As for the question whether or not we can ever reach true happiness, I guess we will have to wait and see if we succeed in reaching it. Not that we would know when it hits us, but we might notice when it has already arrived.
The first and second method are different. Think of a bowl filled with apples of which each one you can eat infinitely. First method says that you should pick the sweeter ones and eat them, because you have no time for the rest, but you still want the rest. Second method says that you should throw the whole bowl away, therefore having no apples to eat at all. More or less, every unsatisfied need makes us unhappy.
ReplyDeleteYou cannot declassify anything as a need, you can either satisfy it or get rid of it. For example smoking, you either smoke or you quit, you cannot think of it as something you could do to pass time. You either need it or you don't.

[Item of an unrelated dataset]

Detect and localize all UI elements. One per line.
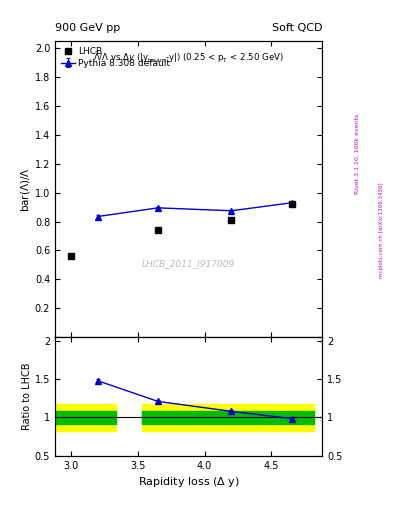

Being happy and being content are not the same. I define true happiness as a total lack of unsatisfied needs. So being content is just somewhere along the way to happiness. Being content means that there is nothing big that worries you, but you could always find some need that is unsatisfied, even if it is a childish dream of being a superhero.
You say that happiness requires something extra - of course it does, the extra is just one more need, that you have no exact knowledge of yet.
Reaching true happiness in our society is impossible, but if you believe the monks practicing the second method, then they have claimed to have reached the true peace and freedom, which is exactly the same as true happiness.